Insurance Quotes AU

insurance quotes


 

Home >> Do I need health insurance extras?


Do I need health insurance extras?

Everyone has to have private health cover these days. With its 30 percent rebate and penalty system for late uptake of private cover for the 30-plus age bracket, the Government is encouraging Australians to take on more of the cost burden of providing for citizens’ health needs. But is healthcare getting cheaper? When did you last go to the dentist? For specialist services – such as dental, physiotherapy and so forth – that occasional consultation can really hit the hip pocket hard. While a dentist can charge $180 without blinking, your eye specialist could hit you up for $500 for those new glasses. It may be for this reason that extras cover is made increasingly attractive. But is it really worth the additional cost? Or are you better off just paying the big bucks if and when you need to? Here’s an outline of what you get for your money.

What’s it cost?

Health insurance policies that offer extras bundle different offerings into a package that includes a range of attractive, relatively low-cost services alongside the more standard and costly personal care items (dental and eye care). They will generally cover general non-hospital treatments not covered by Medicare, and those delicious complementary treatments – perhaps a massage, gym membership, acupuncture or other natural therapies.

What are the costs? You can get extras cover for as little as $10 a month, right up to about $70 a month (on top of your basic hospital cover). Cover for a family is around $50 a month but can go up to around $130 a month. It may not sound like a huge sum compared with the prices of individual consultations but before you sign up sit down and workout how often you really go and then balance that against how much you can claim back. It maybe 50 percent of that particular service, 80 percent or is it just 30? Will you really go often enough to justify the monthly fee?

What kind of extras?

Not surprisingly, if you are prepared to pay a higher monthly premium then you will be offered more services to claim against. They include: major dental (root canal, crowns etc), podiatry, diet counseling, speech pathology, occupational therapy, naturopathy, remedial massage, chiropractic, acupuncture, osteopathy, appliances such as nebulisers, clinical psychology, and school student cover (accidents).
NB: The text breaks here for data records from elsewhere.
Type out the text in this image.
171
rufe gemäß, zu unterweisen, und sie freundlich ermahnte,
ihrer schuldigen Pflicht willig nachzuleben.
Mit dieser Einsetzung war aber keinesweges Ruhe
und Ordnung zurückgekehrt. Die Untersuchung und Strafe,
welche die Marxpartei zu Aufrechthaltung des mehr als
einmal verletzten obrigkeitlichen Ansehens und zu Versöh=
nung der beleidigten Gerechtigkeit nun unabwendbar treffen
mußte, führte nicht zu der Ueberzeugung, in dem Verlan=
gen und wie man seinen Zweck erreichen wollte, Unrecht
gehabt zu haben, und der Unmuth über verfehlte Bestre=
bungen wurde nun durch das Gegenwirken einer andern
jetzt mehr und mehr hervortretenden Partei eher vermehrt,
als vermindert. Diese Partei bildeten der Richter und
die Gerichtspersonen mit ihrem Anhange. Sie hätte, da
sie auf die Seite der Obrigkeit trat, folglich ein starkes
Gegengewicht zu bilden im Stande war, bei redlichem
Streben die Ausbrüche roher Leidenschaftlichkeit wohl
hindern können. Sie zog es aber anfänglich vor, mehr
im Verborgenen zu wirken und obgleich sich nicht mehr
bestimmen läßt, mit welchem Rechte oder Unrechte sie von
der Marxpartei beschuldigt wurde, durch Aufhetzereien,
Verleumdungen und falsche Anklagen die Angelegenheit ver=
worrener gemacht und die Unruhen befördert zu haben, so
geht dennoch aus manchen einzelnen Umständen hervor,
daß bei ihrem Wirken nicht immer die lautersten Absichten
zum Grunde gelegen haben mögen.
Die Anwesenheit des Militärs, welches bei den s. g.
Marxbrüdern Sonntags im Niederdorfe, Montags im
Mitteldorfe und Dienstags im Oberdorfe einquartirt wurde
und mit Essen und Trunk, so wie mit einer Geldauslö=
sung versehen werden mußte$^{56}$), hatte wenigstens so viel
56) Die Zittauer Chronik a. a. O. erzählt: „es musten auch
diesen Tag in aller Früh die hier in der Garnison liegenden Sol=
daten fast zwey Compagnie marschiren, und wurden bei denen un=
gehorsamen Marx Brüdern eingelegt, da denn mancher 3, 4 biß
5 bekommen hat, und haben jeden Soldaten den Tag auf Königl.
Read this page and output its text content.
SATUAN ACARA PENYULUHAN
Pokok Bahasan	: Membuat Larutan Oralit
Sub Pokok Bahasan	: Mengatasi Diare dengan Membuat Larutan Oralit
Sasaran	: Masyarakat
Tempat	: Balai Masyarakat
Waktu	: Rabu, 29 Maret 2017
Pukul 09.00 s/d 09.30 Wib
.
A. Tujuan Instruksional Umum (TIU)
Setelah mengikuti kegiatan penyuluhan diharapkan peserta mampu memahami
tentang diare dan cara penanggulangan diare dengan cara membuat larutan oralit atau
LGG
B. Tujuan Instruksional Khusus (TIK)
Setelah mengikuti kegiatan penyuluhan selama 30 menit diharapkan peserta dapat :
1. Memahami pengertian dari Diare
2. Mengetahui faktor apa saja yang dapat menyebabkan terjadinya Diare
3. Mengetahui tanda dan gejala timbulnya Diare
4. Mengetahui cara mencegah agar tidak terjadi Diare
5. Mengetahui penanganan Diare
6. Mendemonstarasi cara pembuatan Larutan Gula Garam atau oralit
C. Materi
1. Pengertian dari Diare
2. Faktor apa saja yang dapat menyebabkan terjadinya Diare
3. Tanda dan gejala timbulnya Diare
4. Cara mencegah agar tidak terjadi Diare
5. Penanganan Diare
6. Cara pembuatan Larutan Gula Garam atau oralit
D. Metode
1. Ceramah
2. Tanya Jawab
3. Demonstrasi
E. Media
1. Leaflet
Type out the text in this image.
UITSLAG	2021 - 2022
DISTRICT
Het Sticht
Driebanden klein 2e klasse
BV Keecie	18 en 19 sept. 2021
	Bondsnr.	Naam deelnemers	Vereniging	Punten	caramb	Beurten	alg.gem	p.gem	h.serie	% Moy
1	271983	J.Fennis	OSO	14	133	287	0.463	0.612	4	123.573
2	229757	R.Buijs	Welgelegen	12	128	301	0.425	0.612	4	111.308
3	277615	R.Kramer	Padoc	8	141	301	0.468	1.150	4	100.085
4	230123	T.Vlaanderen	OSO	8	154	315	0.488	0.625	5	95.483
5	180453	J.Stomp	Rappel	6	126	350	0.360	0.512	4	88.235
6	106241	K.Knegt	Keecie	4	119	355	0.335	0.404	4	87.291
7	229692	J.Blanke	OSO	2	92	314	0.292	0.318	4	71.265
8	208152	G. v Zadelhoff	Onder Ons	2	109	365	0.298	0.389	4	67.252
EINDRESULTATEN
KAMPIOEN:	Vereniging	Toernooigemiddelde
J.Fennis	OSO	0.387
More niche providers also offer homeopathy, Chinese herbs, reflexology, shiatsu, braces, splints, orthodics, aromatherapy and hearing aids.

Now, that may all sound like a great deal – but chances are you and your family are like the wider population: what you really need is extras cover that includes dental and optometry. The rest? It’s just pretty sparkles on an already iced cake AKA marketing hype intended to distinguish one product from another and, perhaps, squeeze a few extra dollars out of you for things you don’t really need (and won’t use!). Buyer beware. Sit down with a pen and paper and work out your real costs are, your “if I was taking better care of myself” costs and find a sum somewhere between the two. Average that sum over twelve months then work out the cost of your insurance. That way you will be able to choose extras cover that it truly representative of your needs, budget and likely use.